Now, he’s donating his services to create a cutting-edge multipurpose pavilion for the Powell Street Garden that will be used for community gatherings, produce markets and classes. The new pavilion will have the Manhattan architect's signature look — sleek with sustainable finishes.
Though he’s designed countless stylish private homes featured in architectural magazines, his most impassioned work has been done pro-bono in the heart of Brownsville, Höcek said.
Höcek, a born-and-bred New Yorker, is the principal architect of AC Höcek Architecture, an architecture firm he founded nearly 30 years ago. He also teaches architecture at City College in Harlem.
The architect first became involved in Brownsville when he was asked to design the Brownsville Community Culinary Center, a multipurpose teaching kitchen, community center and restaurant in Brownsville. The center was the brainchild of Dutch restaurateur Claus Meyer, who took students from the neighborhood and offered them a culinary education to cook and serve food at the center.
When scouting a location for the center, Höcek tried to find an old space with a large storefront. .
“What's important is that you want people to know you're there,” Höcek said of the location. “I realized once we cleaned up the space that it would have this huge glass window to the street.”
Höcek said that the design of the space — minimal and sleek — may have led some residents to think it was gentrification coming.
“At first when it opened up, people were holding their hands up to the windows and were like 'What's going on in there?' A lot of them thinking, 'Well, this isn't for me, this was not made for me.'”

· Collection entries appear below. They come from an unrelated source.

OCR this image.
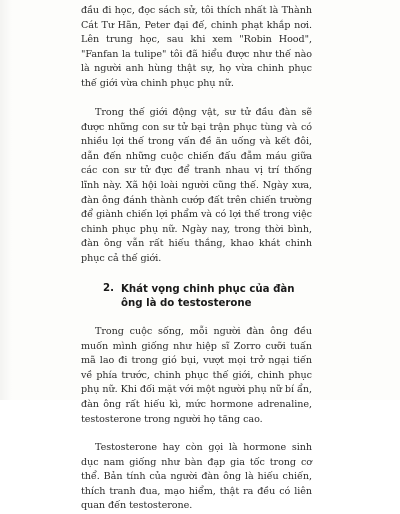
đầu đi học, đọc sách sử, tôi thích nhất là Thành Cát Tư Hãn, Peter đại đế, chinh phạt khắp nơi. Lên trung học, sau khi xem "Robin Hood", "Fanfan la tulipe" tôi đã hiểu được như thế nào là người anh hùng thật sự, họ vừa chinh phục thế giới vừa chinh phục phụ nữ.
Trong thế giới động vật, sư tử đầu đàn sẽ được những con sư tử bại trận phục tùng và có nhiều lợi thế trong vấn đề ăn uống và kết đôi, dẫn đến những cuộc chiến đấu đẫm máu giữa các con sư tử đực để tranh nhau vị trí thống lĩnh này. Xã hội loài người cũng thế. Ngày xưa, đàn ông đánh thành cướp đất trên chiến trường để giành chiến lợi phẩm và có lợi thế trong việc chinh phục phụ nữ. Ngày nay, trong thời bình, đàn ông vẫn rất hiếu thắng, khao khát chinh phục cả thế giới.
2. Khát vọng chinh phục của đàn ông là do testosterone
Trong cuộc sống, mỗi người đàn ông đều muốn mình giống như hiệp sĩ Zorro cưỡi tuấn mã lao đi trong gió bụi, vượt mọi trở ngại tiến về phía trước, chinh phục thế giới, chinh phục phụ nữ. Khi đối mặt với một người phụ nữ bí ẩn, đàn ông rất hiếu kì, mức hormone adrenaline, testosterone trong người họ tăng cao.
Testosterone hay còn gọi là hormone sinh dục nam giống như bàn đạp gia tốc trong cơ thể. Bản tính của người đàn ông là hiếu chiến, thích tranh đua, mạo hiểm, thật ra đều có liên quan đến testosterone.
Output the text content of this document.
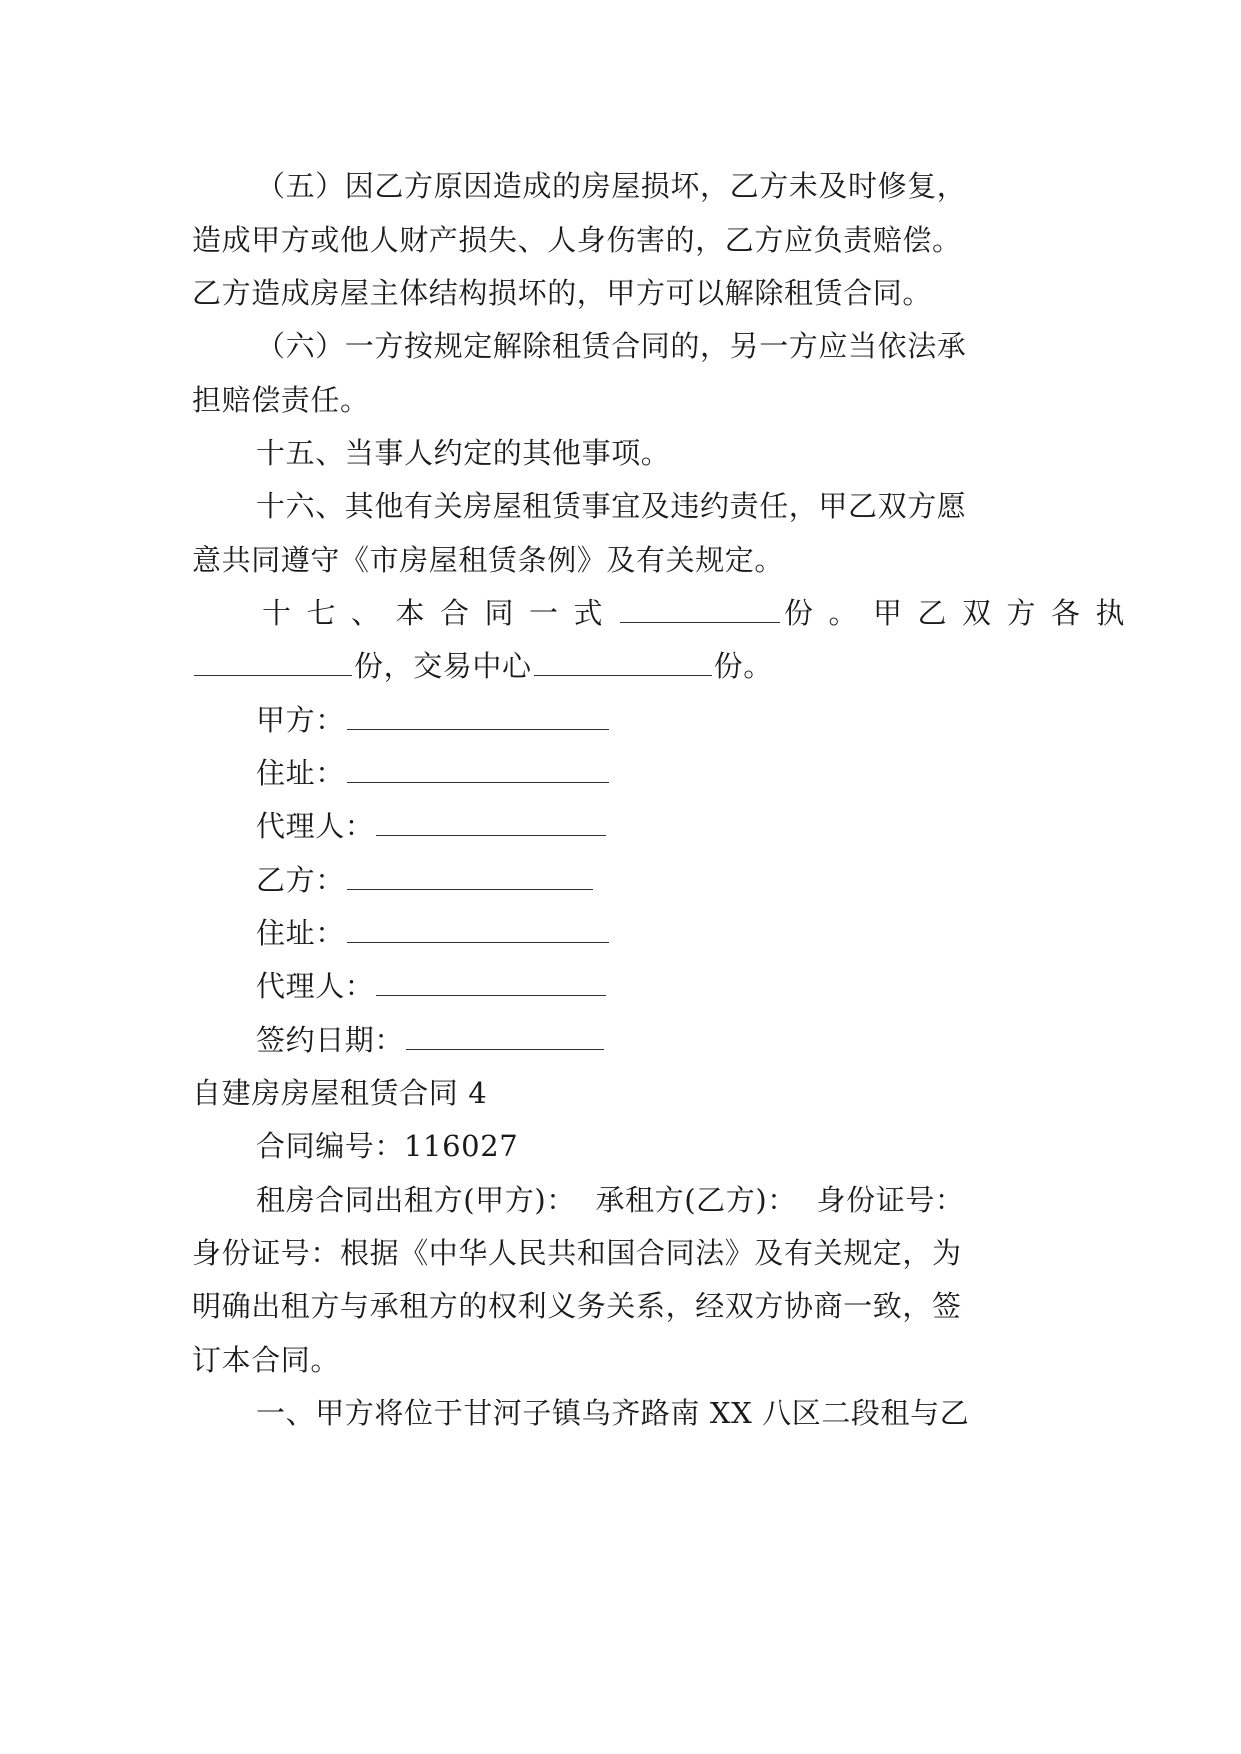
（五）因乙方原因造成的房屋损坏，乙方未及时修复，
造成甲方或他人财产损失、人身伤害的，乙方应负责赔偿。
乙方造成房屋主体结构损坏的，甲方可以解除租赁合同。
（六）一方按规定解除租赁合同的，另一方应当依法承
担赔偿责任。
十五、当事人约定的其他事项。
十六、其他有关房屋租赁事宜及违约责任，甲乙双方愿
意共同遵守《市房屋租赁条例》及有关规定。
十七、本合同一式	份。甲乙双方各执
份，交易中心	份。
甲方：
住址：
代理人：
乙方：
住址：
代理人：
签约日期：
自建房房屋租赁合同 4
合同编号：116027
租房合同出租方(甲方)：  承租方(乙方)：  身份证号：
身份证号：根据《中华人民共和国合同法》及有关规定，为
明确出租方与承租方的权利义务关系，经双方协商一致，签
订本合同。
一、甲方将位于甘河子镇乌齐路南 XX 八区二段租与乙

Höcek happily proved them wrong.
Through his work with the culinary center, Höcek met Brenda Duchene, the founder of the Isabahlia Ladies of Elegance Foundation, a nonprofit that runs five community gardens throughout the city.
When Duchene told Höcek she needed a pavilion space to educate and gather at one of her gardens, the Powell Street Garden in Brownsville, Höcek quickly got his students at City College involved.
“Yes, they should design nice things and houses and stuff, they should have that experience, but really what they should be involved with is things with the community,” Höcek said.
The design of the pavilion was a collaboration between Höcek and his students, who completed assignments for the class based on their work on the project. The 2,000-square-foot space is half-enclosed and half-open to the outdoors.
Both environmental and economic sustainability are key to the pavilion’s design: The pavilion features water tanks that collect rainwater to be used for irrigation. All the plants grown at Powell Garden will be sold on the street in front of the garden so that the Foundation can continue to fund programming.
Though the final design of the pavilion is complete, Duchene is still awaiting the proper permitting before construction begins.
Höcek said the work he’s done in Brownsville is simply building off of what people like Duchene have already been doing in the community for so long.
“If I can come in with my students, my knowledge and my practice as an architect, and I can give [Duchene] strength, I think that's energy well spent," Höcek said.
The architect has taken the energy created from his work in Brownsville and brought it to other projects. He is currently working on designing a space with Bobby Digi, the founder of the non-profit Canvas Institute, a Black-led multidisciplinary arts and culture space in Staten Island.
“What excites me in architecture is how we can work on different platforms and how it can bring different people and different disciplines together.”